Siswanto menyebut dalam kajian yang dilakukan PT PAL 2016 pasca diterapkannya Peraturan Pemerintah 10/2012 tentang Perlakuan Kepabeanan, Perpajakan, dan Cukai serta Tata Laksana Pemasukan dan Pengeluaran Barang ke dan dari serta Berada di Kawasan yang Telah Ditetapkan sebagai Kawasan Perdagangan Bebas dan Pelabuhan Bebas, jelas terlihat adanya ketidakadilan yang terjadi akibat sistem perpajakan yang diterapkan.
Menurutnya, saat ini industri kapal dan galangan di wilayah Batam cukup membayar pajak 1,5-3 persen. Sebaliknya, pengusaha kapal dalam negeri di luar wilayah Batam, harus menanggung pajak hingga 19-30,5 persen atau jauh lebih mahal dibandingkan impor kapal yang hanya dikenai pajak sekitar 12,5-17,5 persen.
“Kondisi ini menyebabkan galangan kapal di Indonesia yang padat teknologi, modal dan tenaga kerja kesulitan bergerak sehingga menyebabkan daya serap bahan baku utama mereka yakni baja ikut tersendat,” ujar Siswanto.
Baca Juga
Dalam kondisi seperti ini, ia menilai mestinya pemerintah memikirkan ulang konsep KEK atau FTZ dengan kembali pada konsep klasterisasi industri yang bertujuan mengintegrasikan industri.
Sebagai contoh, Siswanto mengemukakan industri galangan seharusnya berdekatan dengan pelabuhan dan industri baja sebagai bahan baku. Selain itu idealnya, dalam kondisi saat ini semestinya diberikan insentif terhadap industri-industri yang saling berkaitan.
Sementara jika pemerintah bersikeras mempertahankan konsep KEK maupun FTZ maka pemerintah semestinya tegas.

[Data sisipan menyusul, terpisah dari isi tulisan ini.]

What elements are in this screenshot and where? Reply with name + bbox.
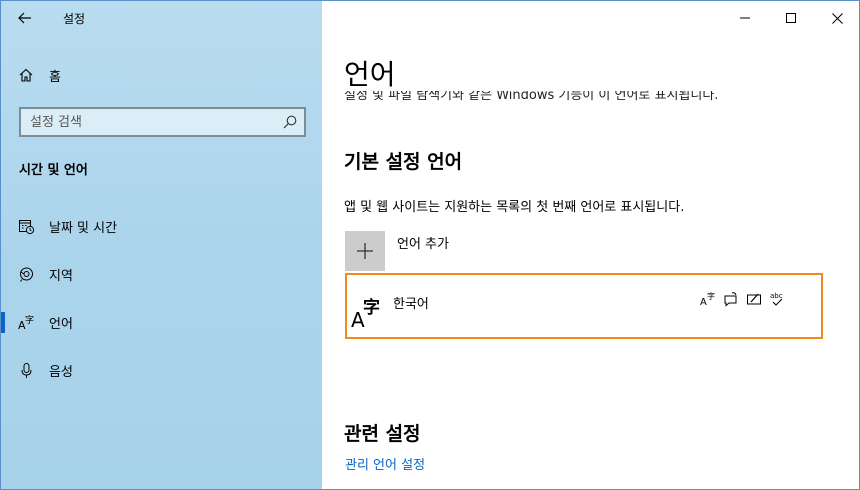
home-icon xyxy=(19,68,33,82)
globe-icon xyxy=(20,267,33,282)
display-language-desc: 설정 및 파일 탐색기와 같은 Windows 기능이 이 언어로 표시됩니다. xyxy=(344,91,719,103)
plus-icon xyxy=(357,243,373,259)
sidebar-item-label: 날짜 및 시간 xyxy=(49,221,118,236)
sidebar: 설정 홈 시간 및 언어 날짜 및 시간 xyxy=(1,1,322,489)
display-language-desc-clipped: 설정 및 파일 탐색기와 같은 Windows 기능이 이 언어로 표시됩니다. xyxy=(344,91,824,107)
sidebar-item-speech[interactable]: 음성 xyxy=(1,350,322,390)
related-settings-heading: 관련 설정 xyxy=(344,423,421,445)
page-title: 언어 xyxy=(344,58,396,91)
close-button[interactable] xyxy=(814,1,859,35)
add-language-button[interactable]: 언어 추가 xyxy=(345,231,545,271)
preferred-languages-heading: 기본 설정 언어 xyxy=(344,151,463,173)
language-list-item[interactable]: A 字 한국어 A 字 abc xyxy=(345,273,823,339)
sidebar-item-home[interactable]: 홈 xyxy=(1,59,322,91)
spellcheck-icon: abc xyxy=(770,292,783,306)
minimize-icon xyxy=(740,17,750,19)
app-title: 설정 xyxy=(63,12,86,26)
maximize-icon xyxy=(786,13,796,23)
svg-text:字: 字 xyxy=(707,291,715,301)
admin-language-settings-link[interactable]: 관리 언어 설정 xyxy=(345,454,425,473)
language-icon: A 字 xyxy=(18,314,34,331)
sidebar-item-label: 음성 xyxy=(49,365,73,380)
search-input[interactable] xyxy=(21,109,271,135)
back-button[interactable] xyxy=(11,5,39,31)
plus-icon-box xyxy=(345,231,385,271)
add-language-label: 언어 추가 xyxy=(397,237,449,252)
display-language-icon: A 字 xyxy=(700,291,715,307)
svg-text:A: A xyxy=(700,297,707,307)
svg-text:字: 字 xyxy=(363,297,380,318)
sidebar-item-label: 홈 xyxy=(49,70,61,85)
sidebar-item-label: 지역 xyxy=(49,269,73,284)
microphone-icon xyxy=(21,363,32,378)
sidebar-item-language[interactable]: A 字 언어 xyxy=(1,302,322,342)
sidebar-item-date-time[interactable]: 날짜 및 시간 xyxy=(1,206,322,246)
language-icon: A 字 xyxy=(351,297,380,331)
maximize-button[interactable] xyxy=(768,1,814,35)
section-label: 시간 및 언어 xyxy=(19,163,88,178)
svg-text:abc: abc xyxy=(770,292,783,300)
settings-window: 설정 홈 시간 및 언어 날짜 및 시간 xyxy=(0,0,860,490)
title-bar-left: 설정 xyxy=(1,1,322,35)
handwriting-icon xyxy=(747,293,761,305)
calendar-clock-icon xyxy=(19,220,35,235)
language-name: 한국어 xyxy=(393,297,429,312)
search-icon[interactable] xyxy=(282,114,298,130)
sidebar-item-label: 언어 xyxy=(49,317,73,332)
main-content: 언어 설정 및 파일 탐색기와 같은 Windows 기능이 이 언어로 표시됩… xyxy=(322,1,859,489)
search-box xyxy=(19,107,306,137)
speech-icon xyxy=(724,292,737,307)
preferred-languages-desc: 앱 및 웹 사이트는 지원하는 목록의 첫 번째 언어로 표시됩니다. xyxy=(344,200,685,215)
minimize-button[interactable] xyxy=(722,1,768,35)
back-arrow-icon xyxy=(18,12,31,24)
close-icon xyxy=(831,12,843,24)
sidebar-item-region[interactable]: 지역 xyxy=(1,254,322,294)
active-indicator xyxy=(1,312,5,333)
svg-text:字: 字 xyxy=(25,314,34,326)
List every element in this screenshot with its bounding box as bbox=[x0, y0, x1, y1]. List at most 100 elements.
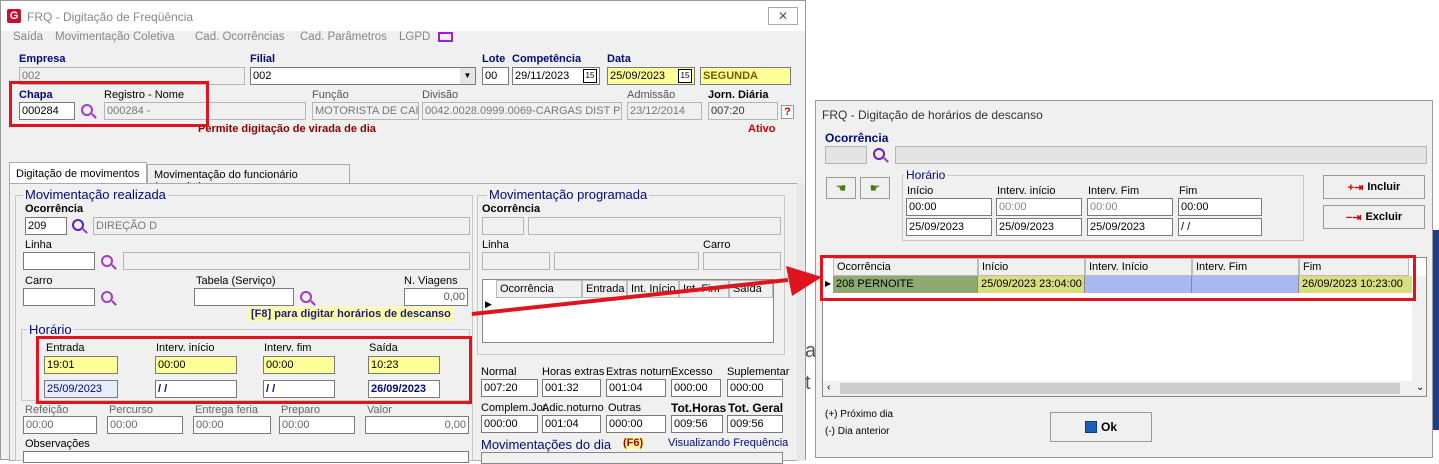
ocorrencia-desc: DIREÇÃO D bbox=[93, 217, 470, 235]
ocorrencia-label: Ocorrência bbox=[25, 203, 84, 215]
linha-input[interactable] bbox=[23, 252, 95, 270]
observacoes-input[interactable] bbox=[23, 451, 469, 463]
dialog-fim-input[interactable]: 00:00 bbox=[1178, 198, 1262, 216]
realizada-title: Movimentação realizada bbox=[23, 187, 168, 202]
ok-button[interactable]: Ok bbox=[1050, 412, 1152, 442]
ocorrencia-code-input[interactable]: 209 bbox=[25, 217, 67, 235]
tab-digitacao[interactable]: Digitação de movimentos bbox=[9, 162, 147, 184]
dia-anterior-hint: (-) Dia anterior bbox=[825, 426, 890, 437]
jornada-input: 007:20 bbox=[708, 102, 778, 120]
competencia-label: Competência bbox=[512, 53, 582, 65]
main-window: G FRQ - Digitação de Freqüência ✕ Saída … bbox=[0, 0, 806, 464]
remove-row-icon: −⇥ bbox=[1345, 211, 1362, 224]
suplementar-label: Suplementar bbox=[727, 366, 790, 378]
weekday-display: SEGUNDA bbox=[700, 67, 791, 85]
dialog-title: FRQ - Digitação de horários de descanso bbox=[822, 108, 1043, 122]
funcao-input: MOTORISTA DE CAI bbox=[312, 102, 419, 120]
percurso-input[interactable]: 00:00 bbox=[107, 416, 183, 434]
data-calendar-icon[interactable]: 15 bbox=[678, 69, 692, 83]
entrega-label: Entrega feria bbox=[195, 404, 258, 416]
dialog-titlebar: FRQ - Digitação de horários de descanso bbox=[816, 101, 1432, 127]
hand-left-icon: ☚ bbox=[835, 181, 847, 195]
mov-dia-grid bbox=[481, 452, 783, 464]
dialog-int-ini-input[interactable]: 00:00 bbox=[996, 198, 1082, 216]
filial-select[interactable]: 002 bbox=[250, 67, 476, 85]
carro-search-icon[interactable] bbox=[101, 291, 113, 306]
filial-dropdown-icon[interactable]: ▼ bbox=[460, 68, 475, 84]
menu-bar: Saída Movimentação Coletiva Cad. Ocorrên… bbox=[1, 31, 805, 47]
menu-saida[interactable]: Saída bbox=[13, 31, 43, 43]
adic-value: 001:04 bbox=[542, 415, 601, 433]
extras-value: 001:32 bbox=[542, 379, 601, 397]
help-button[interactable]: ? bbox=[781, 105, 794, 119]
scroll-thumb[interactable] bbox=[840, 383, 1400, 394]
horario-highlight-box bbox=[36, 336, 472, 404]
excluir-button[interactable]: −⇥ Excluir bbox=[1323, 205, 1425, 229]
status-badge: Ativo bbox=[748, 123, 776, 135]
dialog-ocorrencia-code[interactable] bbox=[825, 146, 867, 164]
prog-ocorrencia-label: Ocorrência bbox=[482, 203, 541, 215]
prog-ocorrencia-code bbox=[482, 217, 524, 235]
menu-cad-ocorrencias[interactable]: Cad. Ocorrências bbox=[195, 31, 284, 43]
grid-highlight-box bbox=[820, 255, 1416, 301]
dialog-int-fim-input[interactable]: 00:00 bbox=[1087, 198, 1173, 216]
close-button[interactable]: ✕ bbox=[768, 7, 798, 25]
dialog-horario-title: Horário bbox=[904, 168, 948, 182]
dialog-int-fim-label: Interv. Fim bbox=[1088, 185, 1140, 197]
divisao-input: 0042.0028.0999.0069-CARGAS DIST P bbox=[422, 102, 622, 120]
scroll-left-icon[interactable]: ‹ bbox=[827, 382, 830, 393]
excluir-label: Excluir bbox=[1365, 211, 1403, 223]
nav-next-button[interactable]: ☛ bbox=[860, 177, 890, 199]
preparo-input[interactable]: 00:00 bbox=[279, 416, 355, 434]
filial-label: Filial bbox=[250, 53, 276, 65]
percurso-label: Percurso bbox=[109, 404, 154, 416]
linha-search-icon[interactable] bbox=[101, 255, 113, 270]
dialog-ocorrencia-label: Ocorrência bbox=[825, 131, 889, 145]
dialog-inicio-input[interactable]: 00:00 bbox=[906, 198, 992, 216]
menu-movimentacao-coletiva[interactable]: Movimentação Coletiva bbox=[55, 31, 175, 43]
dialog-inicio-date[interactable]: 25/09/2023 bbox=[906, 218, 992, 236]
tot-horas-value: 009:56 bbox=[671, 415, 723, 433]
menu-cad-parametros[interactable]: Cad. Parâmetros bbox=[300, 31, 387, 43]
background-right-strip bbox=[1432, 230, 1439, 430]
observacoes-label: Observações bbox=[25, 438, 90, 450]
empresa-label: Empresa bbox=[19, 53, 66, 65]
carro-input[interactable] bbox=[23, 288, 95, 306]
entrega-input[interactable]: 00:00 bbox=[193, 416, 271, 434]
incluir-button[interactable]: +⇥ Incluir bbox=[1323, 175, 1425, 199]
monitor-icon[interactable] bbox=[438, 32, 453, 42]
menu-lgpd[interactable]: LGPD bbox=[399, 31, 430, 43]
horario-title: Horário bbox=[27, 322, 74, 337]
tabela-label: Tabela (Serviço) bbox=[196, 275, 276, 287]
hand-right-icon: ☛ bbox=[869, 181, 881, 195]
viagens-input[interactable]: 0,00 bbox=[404, 288, 468, 306]
jornada-label: Jorn. Diária bbox=[708, 89, 769, 101]
dialog-int-ini-date[interactable]: 25/09/2023 bbox=[996, 218, 1082, 236]
add-row-icon: +⇥ bbox=[1347, 181, 1364, 194]
scroll-down-icon[interactable]: ⌄ bbox=[1416, 382, 1424, 393]
ocorrencia-search-icon[interactable] bbox=[72, 219, 84, 234]
admissao-input: 23/12/2014 bbox=[627, 102, 702, 120]
tot-geral-label: Tot. Geral bbox=[728, 401, 784, 415]
dialog-ocorrencia-search-icon[interactable] bbox=[873, 148, 885, 163]
noturn-value: 001:04 bbox=[606, 379, 666, 397]
refeicao-input[interactable]: 00:00 bbox=[23, 416, 97, 434]
save-icon bbox=[1084, 421, 1097, 433]
dialog-fim-date[interactable]: / / bbox=[1178, 218, 1262, 236]
mov-dia-title: Movimentações do dia bbox=[481, 437, 612, 452]
virada-message: Permite digitação de virada de dia bbox=[198, 123, 376, 135]
dialog-fim-label: Fim bbox=[1179, 185, 1198, 197]
linha-label: Linha bbox=[25, 239, 52, 251]
nav-prev-button[interactable]: ☚ bbox=[826, 177, 856, 199]
adic-label: Adic.noturno bbox=[542, 402, 604, 414]
lote-input[interactable]: 00 bbox=[482, 67, 509, 85]
dialog-int-fim-date[interactable]: 25/09/2023 bbox=[1087, 218, 1173, 236]
tabela-input[interactable] bbox=[194, 288, 294, 306]
tabela-search-icon[interactable] bbox=[300, 291, 312, 306]
tab-consulta[interactable]: Movimentação do funcionário (consulta) bbox=[147, 164, 350, 193]
background-glyph-t: t bbox=[805, 372, 811, 394]
competencia-calendar-icon[interactable]: 15 bbox=[583, 69, 597, 83]
extras-label: Horas extras bbox=[542, 366, 605, 378]
valor-input[interactable]: 0,00 bbox=[365, 416, 469, 434]
ok-label: Ok bbox=[1100, 420, 1117, 434]
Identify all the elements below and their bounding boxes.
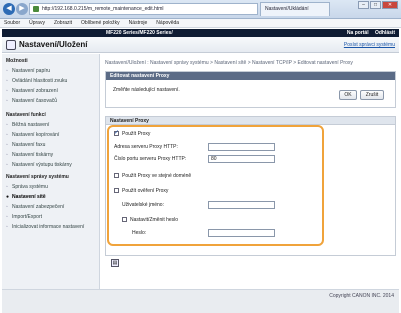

Apalagi hasil penyelidikan mendalam yang dilakukan oleh Komite Anti Dumping Indonesia (KADI) dinyatakan bahwa pelaku usaha dari luar negeri telah terbukti mengakibatkan kerugian pada industri dalam negeri.
Di samping itu, lanjutnya, pengenaan Bea Masuk Atas Dumping (BMAD) perlu dilakukan agar tidak merugikan pelaku usaha asing yang telah berinvestasi dan industri dalam negeri serta negara secara terus menerus.
Adapun berdasarkan Laporan Hasil Pemeriksaan BPK atas Laporan Keuangan Pemerintah Pusat 2018, disebutkan bahwa dengan belum dikenakannya bea masuk anti dumping oleh Direktorat Jenderal Bea dan Cukai (DJBC) terhadap pengeluaran bahan baku dari Kawasan Bebas ke Tempat Lain Dalam Daerah Pabean (TLDDP), negara berpotensi dirugikan sebesar Rp34 miliar.
Akademisi Universitas Internasional Batam Suyono Saputra yang melakukan riset mendalam terhadap strategi manajemen di kawasan perdagangan bebas di Batam, Bintan, dan Karimun pun menilai penerapan KEK dan FTZ keliru karena ketidaktegasan pemerintah.
Menurutnya, penerapan KEK dan FTZ jadi salah arah karena insentif yang seharusnya ditujukan untuk memacu produksi bertujuan ekspor justru bertarung dengan produk lokal sejenis. Untuk itulah, makanya produsen lokal menjerit.
Dalam kasus industri kapal dan galangan, ia juga mendapati ketidaktegasan pemerintah ketika membiarkan bahan baku dan hasil produksi yang ditujukan bagi pasar lokal justru tidak dikenai pajak yang seharusnya.
“Wajar jika produsen bahan baku baja dalam negeri hingga industri kapal dan galangan di luar Batam menjerit ketika harus berhadapan dengan industri sejenis di Batam yang mendapat beragam insentif. Kalau mau adil ya pemerintah menerapkan pajak yang benar,” katanya.